Two, it may be cliched, but cliches exist for a good reason: the heroes-ultimately-triumph-over-nailbiting-adversity trope is as powerful as ever, when done properly, and this movie does it very well.

Three, it avoided many of the more annoying bear traps of the genre. It's quite a gentle movie...it sort of follows the 'misunderstood genius kid' conventions, but no-one really hates the misunderstood genius kid. There isn't an obvious nasty bully for the misunderstood genius kid to triumph over. It's done more quietly than that, and you can engage more with the characters because of it. The dragons don't talk, and aren't treated as humans-in-stupid-costumes; they're clearly animals, and they respond as animals. All the way through, it avoids getting stuff wrong that it could have got really wrong.

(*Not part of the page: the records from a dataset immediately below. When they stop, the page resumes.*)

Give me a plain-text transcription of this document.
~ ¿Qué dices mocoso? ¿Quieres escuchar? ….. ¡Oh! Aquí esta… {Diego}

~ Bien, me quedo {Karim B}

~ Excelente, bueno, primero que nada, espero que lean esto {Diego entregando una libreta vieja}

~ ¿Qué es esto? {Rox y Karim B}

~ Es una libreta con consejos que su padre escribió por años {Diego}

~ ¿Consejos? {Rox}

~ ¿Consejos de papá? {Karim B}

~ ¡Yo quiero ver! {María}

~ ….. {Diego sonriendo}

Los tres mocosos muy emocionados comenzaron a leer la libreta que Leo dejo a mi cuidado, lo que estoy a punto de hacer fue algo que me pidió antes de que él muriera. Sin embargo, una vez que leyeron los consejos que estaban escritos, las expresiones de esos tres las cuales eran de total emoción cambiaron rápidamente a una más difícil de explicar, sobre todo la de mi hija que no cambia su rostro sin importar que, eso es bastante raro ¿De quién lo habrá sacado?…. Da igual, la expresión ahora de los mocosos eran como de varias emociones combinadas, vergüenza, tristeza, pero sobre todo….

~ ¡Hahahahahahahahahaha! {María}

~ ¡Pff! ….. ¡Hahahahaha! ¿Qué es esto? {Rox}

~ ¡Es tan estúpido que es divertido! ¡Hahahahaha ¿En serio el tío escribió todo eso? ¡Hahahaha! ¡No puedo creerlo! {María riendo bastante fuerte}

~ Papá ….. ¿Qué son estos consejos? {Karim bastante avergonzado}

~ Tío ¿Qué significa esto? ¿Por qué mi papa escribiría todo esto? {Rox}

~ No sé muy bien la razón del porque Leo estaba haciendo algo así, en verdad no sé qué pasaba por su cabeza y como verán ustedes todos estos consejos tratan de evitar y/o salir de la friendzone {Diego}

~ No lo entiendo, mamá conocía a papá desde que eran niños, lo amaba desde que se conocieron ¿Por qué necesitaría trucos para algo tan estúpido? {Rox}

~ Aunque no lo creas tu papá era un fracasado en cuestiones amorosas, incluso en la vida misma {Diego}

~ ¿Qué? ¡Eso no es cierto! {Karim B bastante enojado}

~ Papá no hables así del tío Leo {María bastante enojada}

But most importantly, four, the thing I really loved about it is that it manages, in a subtle, gentle and non-preachy way, to emphasize the virtues of research and invention. Which is really pretty clever for an 80 minute animated kid flick. It doesn't sound very good if I say it has a couple of really neat, short, montages of what is, essentially, observational biology, but it does. And they are neat, and they work. Genius!

Okay, I lied. The fifth thing is the most important. It has Craig Ferguson in it, and everyone loves Craig Ferguson. Not only that, but it has Craig Ferguson doing a silly comedy Scottish accent...even though he actually is Scottish.

If you have kids, please, take them to see this movie. It'll be good for them, and you'll probably like it too.